On the surface, this is a gloriously gory spectacle that mashes together elements from the Dead Space video games with an approach to body horror that feels like Tetsuo: The Iron Man filtered through Junji Ito. Our hapless hero is Alto, communications specialist aboard the Yellowjacket, a merchant vessel whose cargo consists of hundreds upon hundreds of human cadavers, because this is a future in which dead human bodies are routinely recycled into robots called (with appropriately morbid humor) wraiths.
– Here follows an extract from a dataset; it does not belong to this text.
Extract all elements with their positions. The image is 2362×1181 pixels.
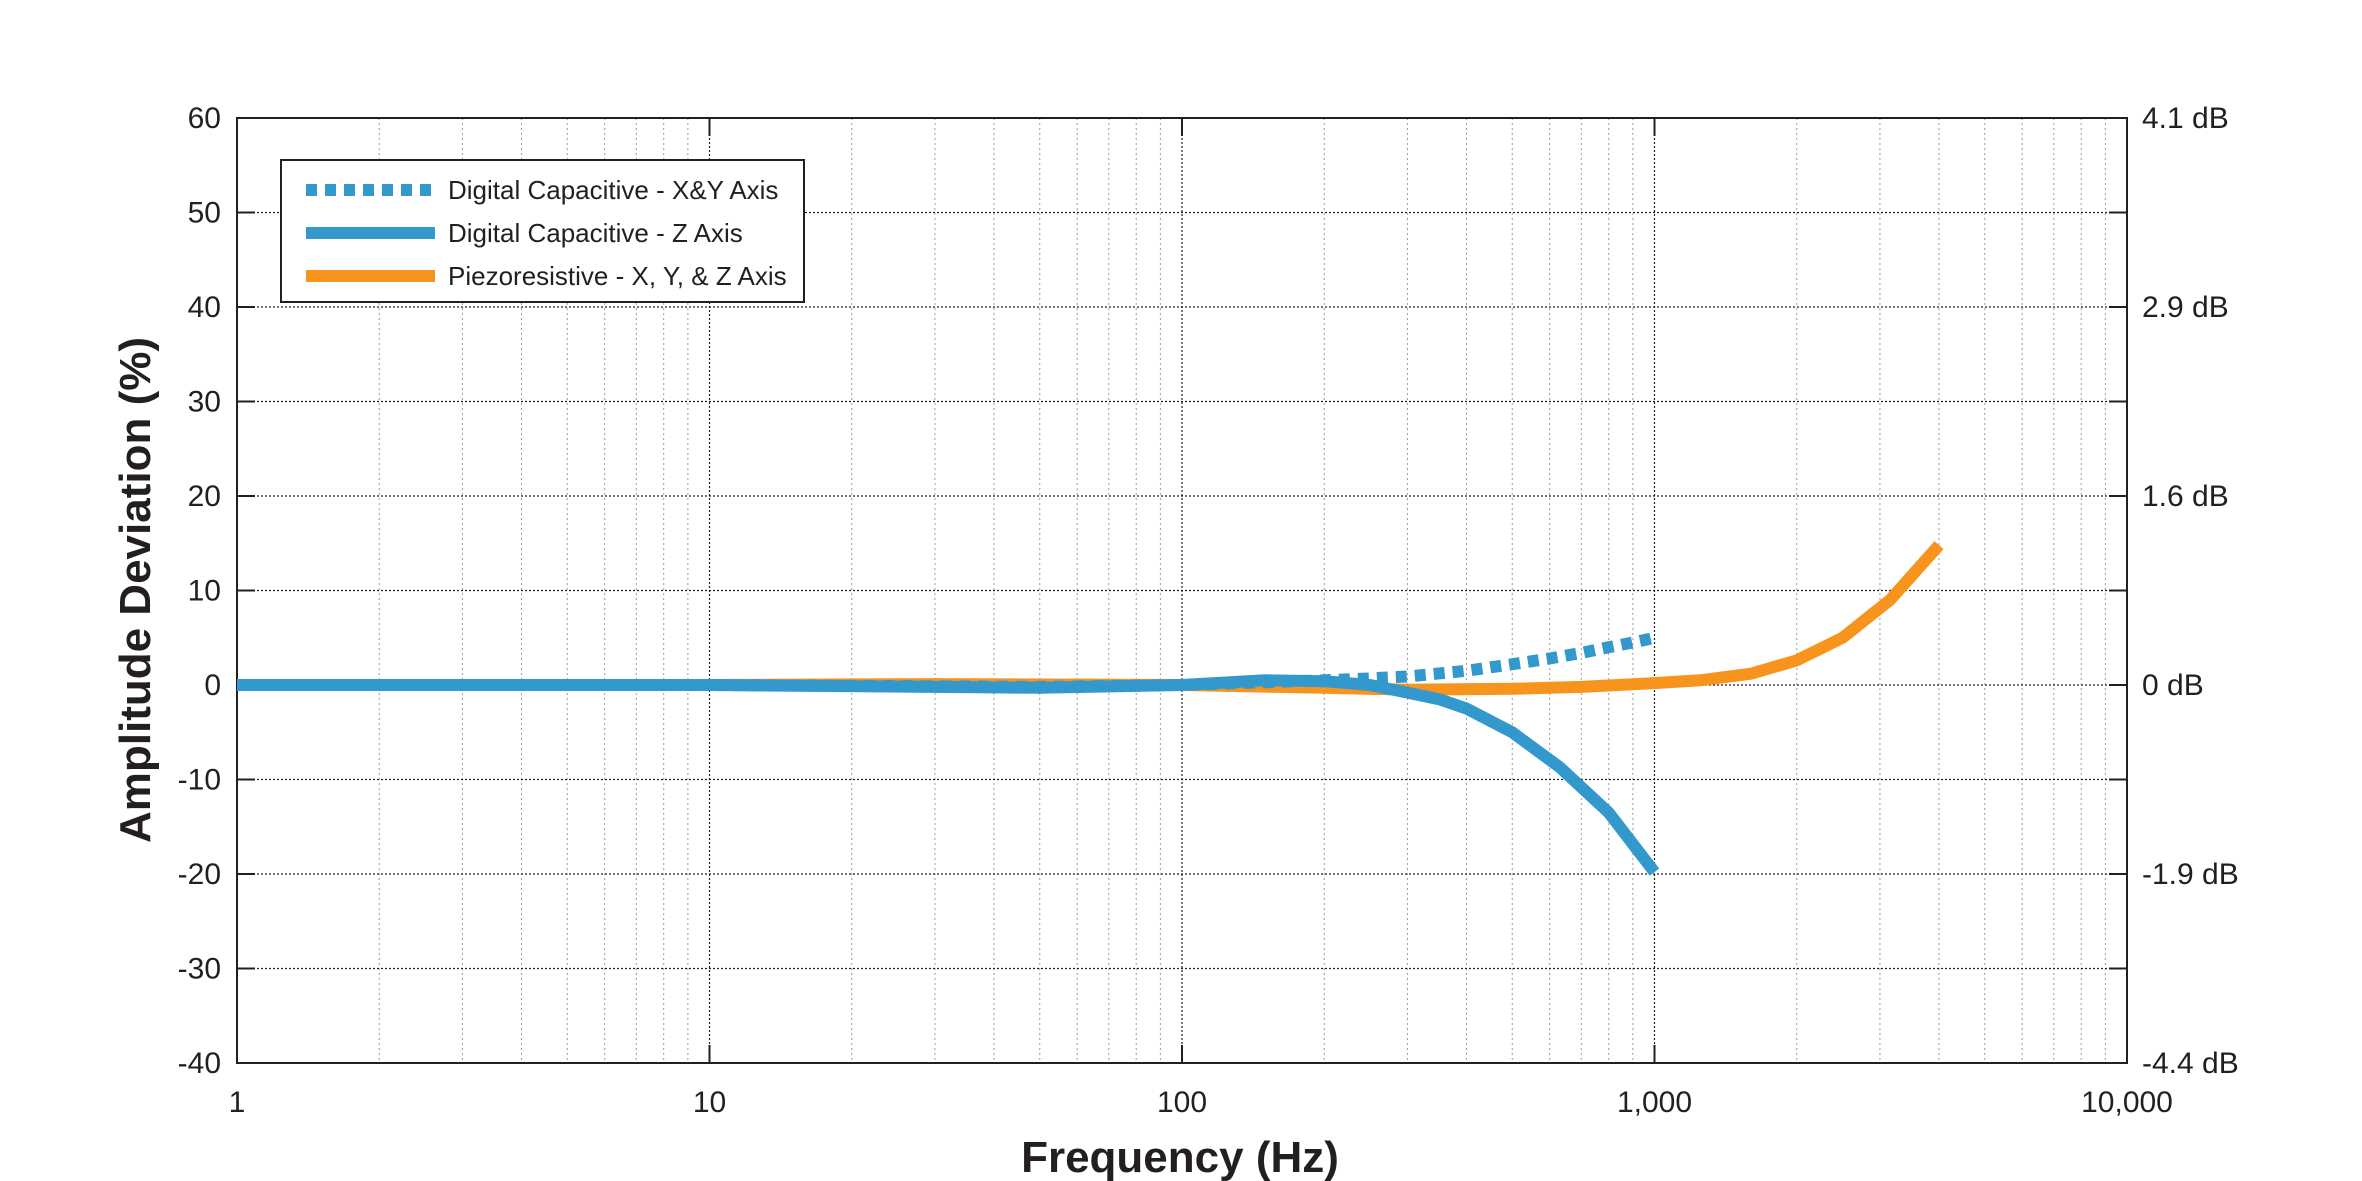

This is Hailey Piper’s idea of a totally normal future and it’s exactly the level of batshit she can pull off while calmly drinking hot tea and getting a pedicure. One day she might finally decide to get weird and then we’ll all have to worry.

As the story opens, Alto has just managed some quality time with their crush, ship’s psychologist Esme, when they awaken to find her missing and the entire vessel overrun with horrific monsters resembling giant brains trailing a mass of tentacle-like extrusions. Whatever these beings are, they’re capable of hacking not only human minds but human bodies as well, absorbing victims into their biomass. But by a lucky accident, Alto — who has already undergone quite a lot of body modification — ends up with nodes from a wraith robot embedded into their skull. This not only enhances Alto’s own mental faculties but protects them from the brains’ psychic assault as well.

It’s now a race against time. Alto naturally has to get from one end of the Yellowjacket to the other, accompanied by the ship’s only remaining wraith, Zelany. It is entirely okay to enjoy the story strictly on this level, as a kind of video game pastiche with our hero surviving challenge after challenge, culminating in a climactic boss battle. As a sci-fi popcorn novella, it’s short and pacey enough to deliver plenty of entertainment value without overstaying its welcome. But the most fun you’ll have with Your Mind Is a Terrible Thing comes from peeling back all the layers of creativity Piper is working with here.

For instance, there’s the nice cyberpunk touch where Alto’s gender-fluidity has been physically realized with a biotech prosthesis that can, shall we say, go either direction depending on Alto’s choice of partner. (There is quite possibly no more cyberpunk thing a person can do to their body than change their sex.) As a person, Alto is an absolute chaos of deep-seated anxiety disorders, and if Piper wanted to be wildly unsubtle with her battling-mental-illness metaphors, than she couldn’t have done it better than to have her poor protagonist attacked by a horde of angry brains. All kidding aside, where most stories like this feature a crew getting picked off one by one in cliché fashion by generic monstrosities, Piper lets this novella be Alto’s story about overcoming their personal inner demons. The action has higher stakes not because the fate of the universe is at risk (although it kinda is), but because of the empathy we feel for this lone fighter who isn’t ready for any of this but has to step up and rise to the occasion anyway.

Finally, there are two popular SF tropes Piper has fun playing with: that of human-to-alien communication (which most of you will be familiar with from the film Arrival and the Ted Chiang story it adapted), and the distinctly Lovecraftian fixation on insanity. I won’t spoil exactly how she adapts and explores those ideas to suit her storytelling purposes, because this tale really comes alive when you experience that for yourself. But Piper never takes the easy, conventional approach at any point, right down to the little grace notes like Alto’s harmonica. When you go into a story expecting nothing more than undemanding entertainment and a bloody good time, only to find out you ended up with one that had all of that and brains…now that is a wonderful thing.